Места было мало, но как раз это Лиме и нравилось. Здесь никто не видел ее и не знал, чем она занимается. В своем убежище девушка могла хотя бы на время отгородиться от остального мира и просто посидеть в тишине. Лима считала, ей крупно повезло попасть в оранжерею, а не, скажем, на фабрику с ее шумом, грохотом и толпами людей. Там уже точно негде было бы уединиться.

На стене у полок висело сегодняшнее расписание. Лима взяла карандаш, сделала в нем пару отметок. После уборки ей предстояло носить мешки с грунтом. Работа нелегкая и однообразная – такую она оставляла на потом, если Полифем, руководитель всего хозяйства, не подгонял.

Чего же ей по-настоящему хотелось, так заниматься цветами, но для этого нужно учиться, стажироваться у мастера и получить квалификацию. Если все сложится удачно, в будущем она станет такой же, как Полифем. Даже в свои годы он не утерял мастерства, и его руки были воистину волшебными. Сколько сортов цветов ему удалось вывести за свою жизнь? Наверное, Полифем и сам не помнит. Да, Лиме выпал счастливый жребий очутиться по его крылом.

Девушка сняла перчатки, положила их на полку и посмотрела на себя в зеркальце, висящее на стене. Комбинезон расстегнут. Не по правилам. Бесполезно объяснять, что в нем слишком жарко. Для поборников порядка, подобных Кадии, такие вещи, видимо, сродни кощунству. Особенно подвернутые штаны. Глупости какие... Вот Полифем никогда не делал ей глупых замечаний, зато всегда предупреждал, что может прийти проверяющий, которому лучше на глаза не попадаться.

Лима вздохнула и развернула штанины обратно. Ладно, если Кадия так хочет, она будет одета по форме.

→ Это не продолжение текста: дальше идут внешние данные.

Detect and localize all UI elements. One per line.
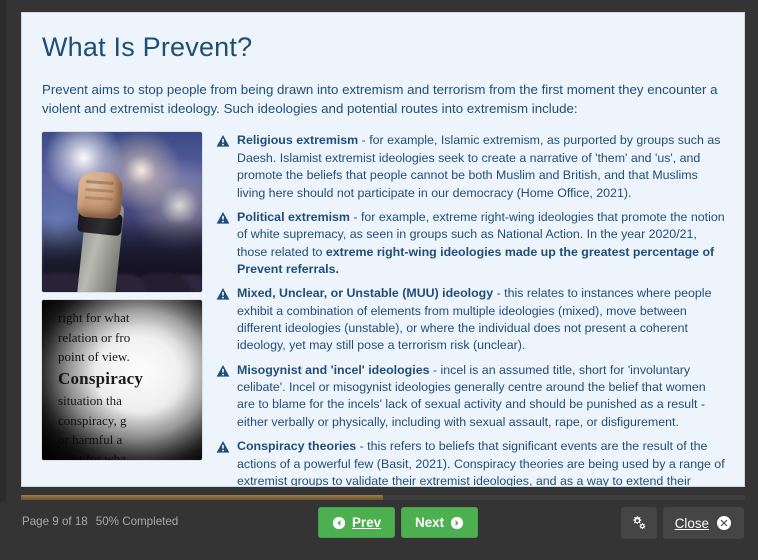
list-item: Mixed, Unclear, or Unstable (MUU) ideolo… [216,285,726,354]
next-button[interactable]: Next [401,507,478,538]
close-button[interactable]: Close [663,507,744,539]
warning-triangle-icon [216,134,230,148]
progress-bar-track [21,495,745,500]
page-status: Page 9 of 1850% Completed [22,515,178,528]
elearning-slide-viewer: What Is Prevent? Prevent aims to stop pe… [0,0,758,560]
circle-arrow-right-icon [450,516,464,530]
conspiracy-dictionary-photo: right for what relation or fro point of … [42,300,202,460]
dict-headword: Conspiracy [56,366,198,391]
list-item: Conspiracy theories - this refers to bel… [216,438,726,487]
dict-line: relation or fro [56,328,198,347]
page-number-label: Page 9 of 18 [22,515,88,528]
raised-fist-crowd-photo [42,132,202,292]
dict-line: situation tha [56,391,198,410]
list-item-text: Mixed, Unclear, or Unstable (MUU) ideolo… [237,285,726,354]
bullet-list: Religious extremism - for example, Islam… [216,130,726,487]
circle-x-icon [716,515,732,531]
list-item: Misogynist and 'incel' ideologies - ince… [216,362,726,431]
dict-line: right for wha [56,449,198,460]
list-item-text: Religious extremism - for example, Islam… [237,132,726,201]
content-columns: right for what relation or fro point of … [42,130,726,487]
slide-content-panel: What Is Prevent? Prevent aims to stop pe… [21,12,745,487]
dictionary-text: right for what relation or fro point of … [42,300,202,460]
warning-triangle-icon [216,287,230,301]
player-bottom-bar: Page 9 of 1850% Completed Prev Next [0,502,758,560]
warning-triangle-icon [216,364,230,378]
completion-label: 50% Completed [96,515,179,528]
list-item-term: Political extremism [237,210,350,224]
warning-triangle-icon [216,440,230,454]
fist-shape [76,171,123,220]
settings-button[interactable] [621,507,657,539]
cogs-icon [631,515,647,531]
dict-line: point of view. [56,347,198,366]
dict-line: or harmful a [56,430,198,449]
list-item-text: Misogynist and 'incel' ideologies - ince… [237,362,726,431]
window-left-edge [0,0,6,560]
list-item-term: Religious extremism [237,133,358,147]
prev-button-label: Prev [352,515,381,530]
list-item-text: Conspiracy theories - this refers to bel… [237,438,726,487]
list-item: Religious extremism - for example, Islam… [216,132,726,201]
list-item-term: Mixed, Unclear, or Unstable (MUU) ideolo… [237,286,493,300]
list-item: Political extremism - for example, extre… [216,209,726,278]
player-tools: Close [621,507,744,539]
next-button-label: Next [415,515,444,530]
close-button-label: Close [675,516,709,531]
page-title: What Is Prevent? [42,33,726,63]
intro-paragraph: Prevent aims to stop people from being d… [42,81,726,119]
prev-button[interactable]: Prev [318,507,395,538]
list-item-text: Political extremism - for example, extre… [237,209,726,278]
warning-triangle-icon [216,211,230,225]
dict-line: conspiracy, g [56,411,198,430]
image-column: right for what relation or fro point of … [42,130,202,460]
circle-arrow-left-icon [332,516,346,530]
progress-bar-fill [21,495,383,500]
list-item-term: Misogynist and 'incel' ideologies [237,363,429,377]
navigation-buttons: Prev Next [318,507,478,538]
list-item-term: Conspiracy theories [237,439,356,453]
dict-line: right for what [56,308,198,327]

Старик умел передвигаться бесшумно, и ему снова удалось застать Лиму врасплох. На стук в приоткрытую дверь она развернулась стремительно. Не то чтобы каждую минуту Лима ждала нападения, просто такая у нее была реакция.

– Я только на минутку зашла, – сказала девушка, беря другие перчатки, в которых было лучше таскать мешки. – Уже иду?

Старик покачал головой.

– Не торопись, Лима. Никуда твоя работа не убежит, – сказал он.

Девушка замерла.

Полифем осмотрел ее сарайчик и улыбнулся.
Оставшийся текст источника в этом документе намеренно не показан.